Controlling for all other factors, having a doctor who is a board-certified and self-designated family physician or internist is associated with lower relative risk of patient mortality. Likewise, having an attending physician with more experience with these conditions also produces lower relative risk of mortality. Finally, patients of non-USIMGs had a 20% lower relative risk of mortality than the patients of USIMGs. These results are consistent with previous work.11,19–21
It is important to recognize that the findings reported here likely understate the true relationship between Step 2 CK scores and patient outcomes. IMGs who did not ultimately pass the Step 2 CK examination or did not pass the other examinations in the USMLE sequence were not eligible to train and practice in the United States, so they are not included in this study. Likewise, those who passed, but could not acquire a residency position in the United States, are not included. Therefore, the relationships described in this study are subject to restriction of range, which attenuates the magnitude of the reported relationships. Moreover, there are a number of subcomponents in the Step 2 CK examination, and some of them are more relevant to CHF and AMI than others. The score–outcomes relationship might be greater had we been able to focus only on the relevant sections of the examination.
This observational study has some limitations. We included data on patients, physicians, and facilities in an effort to limit the effect of potential biases and confounders. In addition, we conducted supplementary analyses intended to rule out effects such as specialization.

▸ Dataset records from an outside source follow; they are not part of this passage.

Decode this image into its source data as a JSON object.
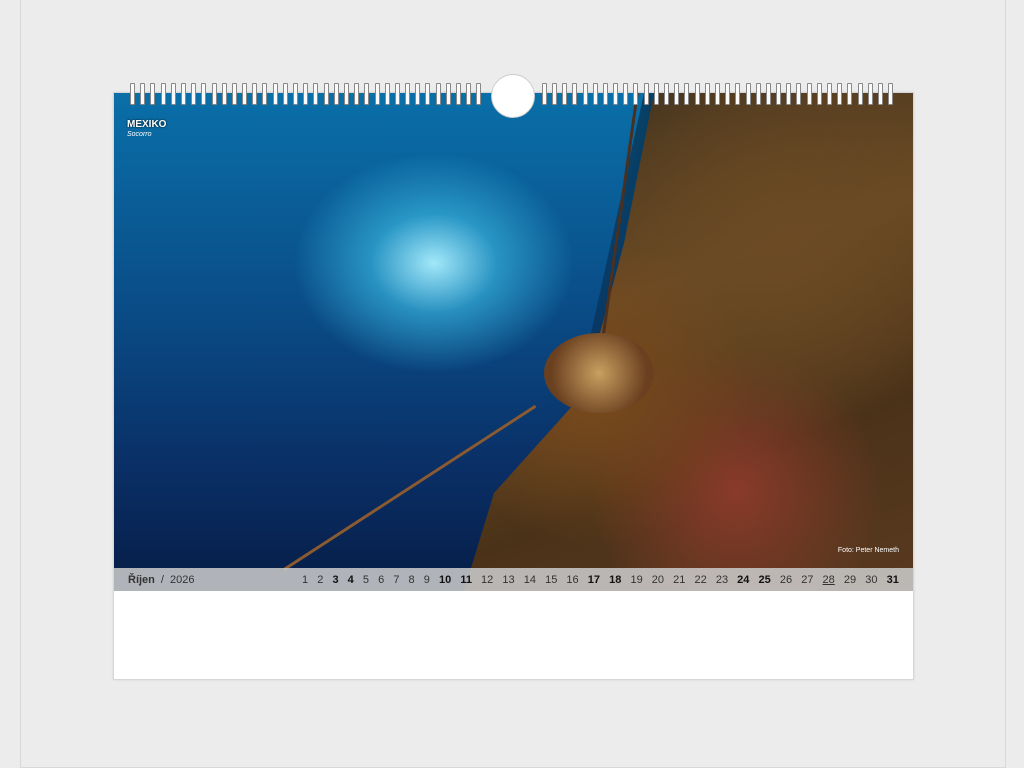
{
  "calendar": {
    "location_title": "MEXIKO",
    "location_subtitle": "Socorro",
    "photo_credit": "Foto: Peter Nemeth",
    "month": "Říjen",
    "separator": "/",
    "year": "2026",
    "days": [
      {
        "n": "1"
      },
      {
        "n": "2"
      },
      {
        "n": "3",
        "bold": true
      },
      {
        "n": "4",
        "bold": true
      },
      {
        "n": "5"
      },
      {
        "n": "6"
      },
      {
        "n": "7"
      },
      {
        "n": "8"
      },
      {
        "n": "9"
      },
      {
        "n": "10",
        "bold": true
      },
      {
        "n": "11",
        "bold": true
      },
      {
        "n": "12"
      },
      {
        "n": "13"
      },
      {
        "n": "14"
      },
      {
        "n": "15"
      },
      {
        "n": "16"
      },
      {
        "n": "17",
        "bold": true
      },
      {
        "n": "18",
        "bold": true
      },
      {
        "n": "19"
      },
      {
        "n": "20"
      },
      {
        "n": "21"
      },
      {
        "n": "22"
      },
      {
        "n": "23"
      },
      {
        "n": "24",
        "bold": true
      },
      {
        "n": "25",
        "bold": true
      },
      {
        "n": "26"
      },
      {
        "n": "27"
      },
      {
        "n": "28",
        "holiday": true
      },
      {
        "n": "29"
      },
      {
        "n": "30"
      },
      {
        "n": "31",
        "bold": true
      }
    ]
  }
}
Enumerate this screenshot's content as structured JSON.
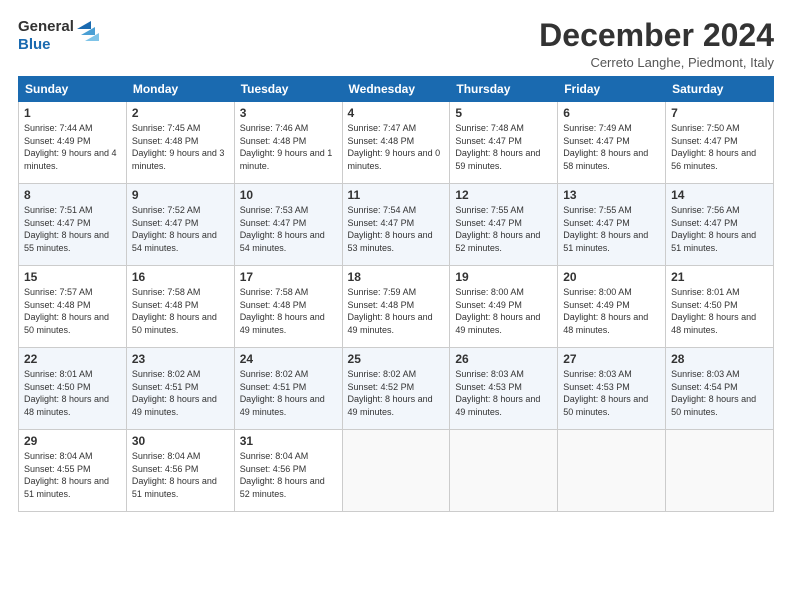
{
  "header": {
    "logo_line1": "General",
    "logo_line2": "Blue",
    "month": "December 2024",
    "location": "Cerreto Langhe, Piedmont, Italy"
  },
  "weekdays": [
    "Sunday",
    "Monday",
    "Tuesday",
    "Wednesday",
    "Thursday",
    "Friday",
    "Saturday"
  ],
  "weeks": [
    [
      {
        "day": "1",
        "sunrise": "7:44 AM",
        "sunset": "4:49 PM",
        "daylight": "9 hours and 4 minutes."
      },
      {
        "day": "2",
        "sunrise": "7:45 AM",
        "sunset": "4:48 PM",
        "daylight": "9 hours and 3 minutes."
      },
      {
        "day": "3",
        "sunrise": "7:46 AM",
        "sunset": "4:48 PM",
        "daylight": "9 hours and 1 minute."
      },
      {
        "day": "4",
        "sunrise": "7:47 AM",
        "sunset": "4:48 PM",
        "daylight": "9 hours and 0 minutes."
      },
      {
        "day": "5",
        "sunrise": "7:48 AM",
        "sunset": "4:47 PM",
        "daylight": "8 hours and 59 minutes."
      },
      {
        "day": "6",
        "sunrise": "7:49 AM",
        "sunset": "4:47 PM",
        "daylight": "8 hours and 58 minutes."
      },
      {
        "day": "7",
        "sunrise": "7:50 AM",
        "sunset": "4:47 PM",
        "daylight": "8 hours and 56 minutes."
      }
    ],
    [
      {
        "day": "8",
        "sunrise": "7:51 AM",
        "sunset": "4:47 PM",
        "daylight": "8 hours and 55 minutes."
      },
      {
        "day": "9",
        "sunrise": "7:52 AM",
        "sunset": "4:47 PM",
        "daylight": "8 hours and 54 minutes."
      },
      {
        "day": "10",
        "sunrise": "7:53 AM",
        "sunset": "4:47 PM",
        "daylight": "8 hours and 54 minutes."
      },
      {
        "day": "11",
        "sunrise": "7:54 AM",
        "sunset": "4:47 PM",
        "daylight": "8 hours and 53 minutes."
      },
      {
        "day": "12",
        "sunrise": "7:55 AM",
        "sunset": "4:47 PM",
        "daylight": "8 hours and 52 minutes."
      },
      {
        "day": "13",
        "sunrise": "7:55 AM",
        "sunset": "4:47 PM",
        "daylight": "8 hours and 51 minutes."
      },
      {
        "day": "14",
        "sunrise": "7:56 AM",
        "sunset": "4:47 PM",
        "daylight": "8 hours and 51 minutes."
      }
    ],
    [
      {
        "day": "15",
        "sunrise": "7:57 AM",
        "sunset": "4:48 PM",
        "daylight": "8 hours and 50 minutes."
      },
      {
        "day": "16",
        "sunrise": "7:58 AM",
        "sunset": "4:48 PM",
        "daylight": "8 hours and 50 minutes."
      },
      {
        "day": "17",
        "sunrise": "7:58 AM",
        "sunset": "4:48 PM",
        "daylight": "8 hours and 49 minutes."
      },
      {
        "day": "18",
        "sunrise": "7:59 AM",
        "sunset": "4:48 PM",
        "daylight": "8 hours and 49 minutes."
      },
      {
        "day": "19",
        "sunrise": "8:00 AM",
        "sunset": "4:49 PM",
        "daylight": "8 hours and 49 minutes."
      },
      {
        "day": "20",
        "sunrise": "8:00 AM",
        "sunset": "4:49 PM",
        "daylight": "8 hours and 48 minutes."
      },
      {
        "day": "21",
        "sunrise": "8:01 AM",
        "sunset": "4:50 PM",
        "daylight": "8 hours and 48 minutes."
      }
    ],
    [
      {
        "day": "22",
        "sunrise": "8:01 AM",
        "sunset": "4:50 PM",
        "daylight": "8 hours and 48 minutes."
      },
      {
        "day": "23",
        "sunrise": "8:02 AM",
        "sunset": "4:51 PM",
        "daylight": "8 hours and 49 minutes."
      },
      {
        "day": "24",
        "sunrise": "8:02 AM",
        "sunset": "4:51 PM",
        "daylight": "8 hours and 49 minutes."
      },
      {
        "day": "25",
        "sunrise": "8:02 AM",
        "sunset": "4:52 PM",
        "daylight": "8 hours and 49 minutes."
      },
      {
        "day": "26",
        "sunrise": "8:03 AM",
        "sunset": "4:53 PM",
        "daylight": "8 hours and 49 minutes."
      },
      {
        "day": "27",
        "sunrise": "8:03 AM",
        "sunset": "4:53 PM",
        "daylight": "8 hours and 50 minutes."
      },
      {
        "day": "28",
        "sunrise": "8:03 AM",
        "sunset": "4:54 PM",
        "daylight": "8 hours and 50 minutes."
      }
    ],
    [
      {
        "day": "29",
        "sunrise": "8:04 AM",
        "sunset": "4:55 PM",
        "daylight": "8 hours and 51 minutes."
      },
      {
        "day": "30",
        "sunrise": "8:04 AM",
        "sunset": "4:56 PM",
        "daylight": "8 hours and 51 minutes."
      },
      {
        "day": "31",
        "sunrise": "8:04 AM",
        "sunset": "4:56 PM",
        "daylight": "8 hours and 52 minutes."
      },
      null,
      null,
      null,
      null
    ]
  ]
}
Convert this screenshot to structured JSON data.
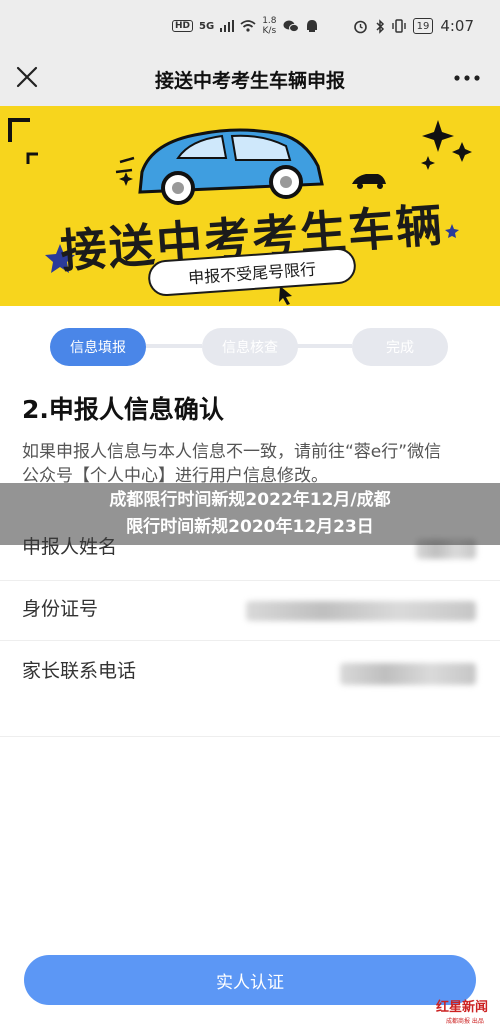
{
  "status_bar": {
    "hd": "HD",
    "network": "5G",
    "speed": "1.8",
    "speed_unit": "K/s",
    "battery": "19",
    "time": "4:07"
  },
  "nav": {
    "title": "接送中考考生车辆申报",
    "close_icon": "close-icon",
    "more_icon": "more-icon"
  },
  "banner": {
    "title": "接送中考考生车辆",
    "pill": "申报不受尾号限行"
  },
  "stepper": {
    "steps": [
      {
        "label": "信息填报",
        "state": "active"
      },
      {
        "label": "信息核查",
        "state": "inactive"
      },
      {
        "label": "完成",
        "state": "inactive"
      }
    ]
  },
  "section": {
    "title": "2.申报人信息确认",
    "notice": "如果申报人信息与本人信息不一致，请前往“蓉e行”微信公众号【个人中心】进行用户信息修改。"
  },
  "overlay": {
    "line1": "成都限行时间新规2022年12月/成都",
    "line2": "限行时间新规2020年12月23日"
  },
  "fields": [
    {
      "label": "申报人姓名"
    },
    {
      "label": "身份证号"
    },
    {
      "label": "家长联系电话"
    }
  ],
  "submit": {
    "label": "实人认证"
  },
  "watermark": {
    "text": "红星新闻",
    "sub": "成都商报 出品"
  },
  "colors": {
    "accent": "#4a86e8",
    "banner": "#f7d51d",
    "button": "#5c97f5"
  }
}
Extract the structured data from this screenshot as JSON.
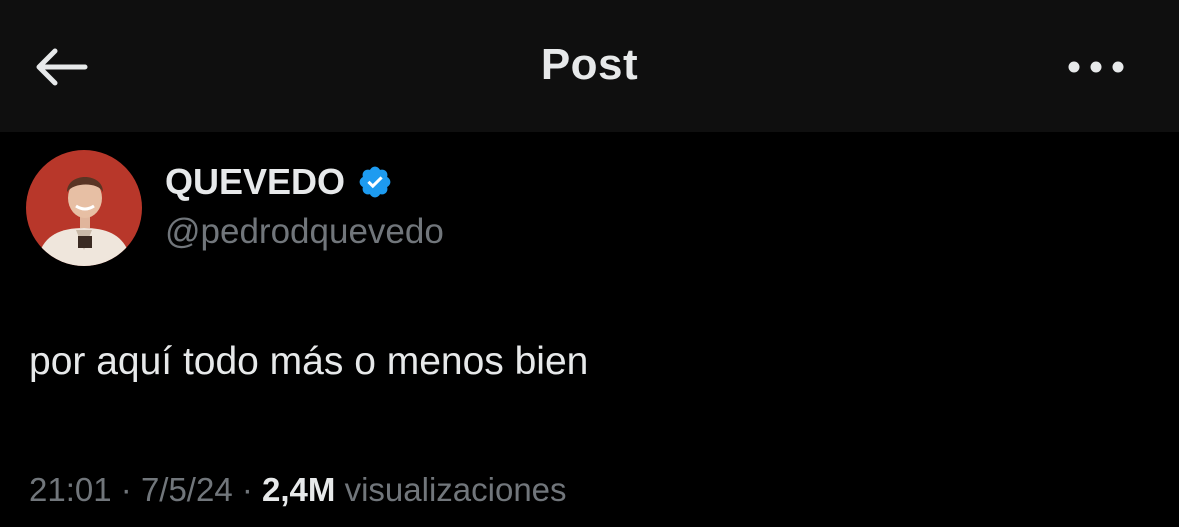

Nonetheless, there might be other variables, not available in our data set, which might clarify these findings. For instance, PHC4 provides guidance in terms of the identification of the attending physician, but there may have been variability across facilities.
The study was done with only two inpatient conditions in one state, and the results may or may not generalize to other conditions and locations. Further, it is conceivable that those with better scores on the USMLE Step 2 CK examination attended better residency training programs, which in turn led to better patient outcomes. However, the relationship between the USMLE Step 2 CK and patient mortality exists even after controlling for specialization and board certification, which should be sensitive to these same issues. Further research is needed to address these limitations.
Future research should also address the association between the USMLE Step 2 CS examination and the outcomes of care.14 This examination provides an assessment of clinical skills based on the use of standardized patients, and thus it might be expected to have an even larger association with the outcomes of care. Further, there is little redundancy between the USMLE Step 2 CK and CS examinations.2 Unfortunately, we could not include Step 2 CS performance in our study because it was first introduced several years after the USMLE Step 2 CK and there are not yet enough patient data for good analysis.
Our findings provide evidence for the validity of Step 2 CK scores. Moreover, they are consistent with the growing literature suggesting that national, high-stakes examinations have a positive relationship with patient outcomes.11,19–23 It is challenging to gather this type of validity evidence because it is not possible to randomize to treatment, and the patient outcomes follow the test at a significant time interval. Nonetheless, it is critical to collect data that speak to this relationship to justify the utility of the examinations.14 This study indicates that, given the magnitude of their association with patient outcomes, these exams are an effective screening test for physician licensure.